A left-wing professor in Kansas has been removed from his job after saying, “There are going to be some males in our society that will refuse to vote for a potential female president because they don’t think females are smart enough to be president. We could line all those guys up and shoot them. They clearly don’t understand the way the world works.”
The university removed him from his job for supporting violence, but what he said wasn’t a “true threat.” So he was probably disciplined for the wrong reason: he wrongly used his class as a soapbox for pushing Kamala Harris’s candidacy for presidency — which was not germane to what he was teaching, and was so obviously irrelevant to the subject matter of the health sports class he was teaching that he had no business doing it in class. But it wasn’t really a threat.
Making light of violence isn’t the same thing as a threat. For example, an appeals court ruled that a professor had a First Amendment right to express a yearning for the death of a college president in Bauer v. Sampson (2001). The professor had written about “a two-ton slate of polished granite which I hope to someday drop in Raghu Mathur’s head.” (Mathur was the college president).
But professors aren’t supposed to use class time to push things completely irrelevant to the course they are teaching, such as getting Kamala Harris elected when their class’s subject matter doesn’t even touch on political issues.
At Reason magazine, a professor explains:
A health sports instructor at the University of Kansas is out of a job after a video clip of his in-class behavior went viral. The university’s statements do not inspire confidence, even though the professor might well have been out of bounds….reporting suggests that the statement was made in the midst of a health sports class at some point this semester. The university announced yesterday that the instructor was under investigation, saying “His intent was to emphasize his advocacy for women’s rights and equality, and he recognizes he did a very poor job of doing so.” Today, the university announced that the professor had “left the university.”
“The free expression of ideas is essential to the functioning of our university, and we fully support the academic freedom of our teachers as they engage in classroom instruction. Academic freedom, however, is not a license for suggestions of violence like we saw in the video,” [Provost Barbara] Bichelmeyer said. “While we embrace our university’s role as a place for all kinds of dialogue, violent rhetoric is never acceptable.”

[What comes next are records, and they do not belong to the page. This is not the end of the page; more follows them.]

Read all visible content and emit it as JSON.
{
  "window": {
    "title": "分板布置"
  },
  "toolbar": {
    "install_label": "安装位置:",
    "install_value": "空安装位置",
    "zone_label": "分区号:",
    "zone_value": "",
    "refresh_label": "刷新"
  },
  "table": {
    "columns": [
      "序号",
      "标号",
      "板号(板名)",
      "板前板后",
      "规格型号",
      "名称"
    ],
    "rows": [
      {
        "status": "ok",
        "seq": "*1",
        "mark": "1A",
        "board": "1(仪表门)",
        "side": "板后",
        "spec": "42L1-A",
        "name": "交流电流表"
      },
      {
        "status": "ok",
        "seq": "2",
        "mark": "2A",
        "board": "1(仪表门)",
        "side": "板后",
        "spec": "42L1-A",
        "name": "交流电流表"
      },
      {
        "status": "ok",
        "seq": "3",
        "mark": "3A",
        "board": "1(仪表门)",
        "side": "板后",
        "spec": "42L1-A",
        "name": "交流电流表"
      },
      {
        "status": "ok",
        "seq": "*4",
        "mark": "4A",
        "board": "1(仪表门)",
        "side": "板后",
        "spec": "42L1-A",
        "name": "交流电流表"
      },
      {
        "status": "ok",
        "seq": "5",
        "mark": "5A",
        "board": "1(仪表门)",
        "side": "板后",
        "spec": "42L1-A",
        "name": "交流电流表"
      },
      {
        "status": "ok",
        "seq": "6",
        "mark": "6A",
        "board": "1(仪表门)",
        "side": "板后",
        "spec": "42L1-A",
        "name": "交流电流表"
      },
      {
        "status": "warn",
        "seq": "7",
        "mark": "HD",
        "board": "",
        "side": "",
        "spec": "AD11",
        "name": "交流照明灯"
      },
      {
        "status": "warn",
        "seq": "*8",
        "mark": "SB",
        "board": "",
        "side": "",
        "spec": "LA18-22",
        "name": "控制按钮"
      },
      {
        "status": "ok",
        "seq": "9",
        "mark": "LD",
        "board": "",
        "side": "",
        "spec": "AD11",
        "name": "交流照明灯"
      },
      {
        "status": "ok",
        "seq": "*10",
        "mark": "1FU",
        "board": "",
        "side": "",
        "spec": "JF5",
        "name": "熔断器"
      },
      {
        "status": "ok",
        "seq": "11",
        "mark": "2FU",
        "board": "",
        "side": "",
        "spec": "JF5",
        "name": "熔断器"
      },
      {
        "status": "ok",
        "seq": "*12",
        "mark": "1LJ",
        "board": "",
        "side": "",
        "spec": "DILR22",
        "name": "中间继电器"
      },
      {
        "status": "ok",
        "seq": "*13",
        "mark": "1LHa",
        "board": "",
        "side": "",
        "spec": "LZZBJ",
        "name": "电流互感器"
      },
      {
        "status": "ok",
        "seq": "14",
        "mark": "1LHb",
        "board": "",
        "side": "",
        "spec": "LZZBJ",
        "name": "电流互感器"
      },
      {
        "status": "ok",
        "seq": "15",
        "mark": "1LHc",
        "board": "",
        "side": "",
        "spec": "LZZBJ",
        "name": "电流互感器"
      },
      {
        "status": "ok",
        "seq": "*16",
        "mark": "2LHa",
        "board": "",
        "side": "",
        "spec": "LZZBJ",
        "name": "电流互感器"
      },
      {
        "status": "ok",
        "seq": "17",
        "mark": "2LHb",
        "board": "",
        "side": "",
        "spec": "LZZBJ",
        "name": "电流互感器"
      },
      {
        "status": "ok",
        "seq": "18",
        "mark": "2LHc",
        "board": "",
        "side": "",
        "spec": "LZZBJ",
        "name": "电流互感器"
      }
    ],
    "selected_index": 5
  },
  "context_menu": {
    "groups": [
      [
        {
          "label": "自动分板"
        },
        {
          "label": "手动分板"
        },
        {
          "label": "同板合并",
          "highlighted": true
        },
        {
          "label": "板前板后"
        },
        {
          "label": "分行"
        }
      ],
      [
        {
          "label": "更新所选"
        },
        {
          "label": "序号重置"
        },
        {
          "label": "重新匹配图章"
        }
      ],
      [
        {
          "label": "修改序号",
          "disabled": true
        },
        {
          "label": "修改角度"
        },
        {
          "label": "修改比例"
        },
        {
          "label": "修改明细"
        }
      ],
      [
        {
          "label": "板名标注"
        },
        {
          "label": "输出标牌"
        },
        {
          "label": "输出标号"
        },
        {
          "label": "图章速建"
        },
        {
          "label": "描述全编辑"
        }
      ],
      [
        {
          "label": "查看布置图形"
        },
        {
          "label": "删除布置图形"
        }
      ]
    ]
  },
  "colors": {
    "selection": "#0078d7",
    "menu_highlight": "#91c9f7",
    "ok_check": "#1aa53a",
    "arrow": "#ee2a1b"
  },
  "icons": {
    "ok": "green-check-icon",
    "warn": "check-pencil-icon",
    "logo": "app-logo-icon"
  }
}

The Foundation for Individual Rights and Expression (FIRE) immediately issued a statement defending the professor. “The viral video shows an instructor making an off-handed joke—not communicating a serious intent to commit unlawful violence,” [Graham] Piro said in a statement. “That’s protected speech, and people advocating that the instructor be punished for his expression are advocating for the erosion of the First Amendment.” Today, FIRE pointed out that the classroom statement could not credibly be viewed as a “true threat.” As a consequence, FIRE asserts it is protected by the First Amendment and the instructor should be immune from adverse employment consequences for his actions….I think the situation is more complicated that FIRE has so far made out, but that Kansas is focusing on the wrong issue. The core problem is not one of “violent rhetoric” and whether or not this speech is an example of a true threat. The core problem is one of unprofessional classroom behavior….Faculty speech in the classroom that is neither germane nor competent, however, is unprotected, and professors can be properly disciplined for such speech. For example, a chemistry professor who spends part of her class time stumping for Kamala Harris or an astronomy professor who instructs her students that the moon is made of green cheese is operating outside the bounds of academic freedom or First Amendment protections and can properly be disciplined….The question at hand is whether an instructor in a health sports class should be trying to “emphasize his advocacy for women’s rights and equality” and encourage his students to vote for Kamala Harris. The answer to that question is probably “no,”…A state university has both the authority and the responsibility to make sure that professors in its classroom engage in professionally appropriate speech and do not abuse their captive audiences by engaging in professional misconduct….A professor has no right to commandeer his health sports class in order to engage in political advocacy.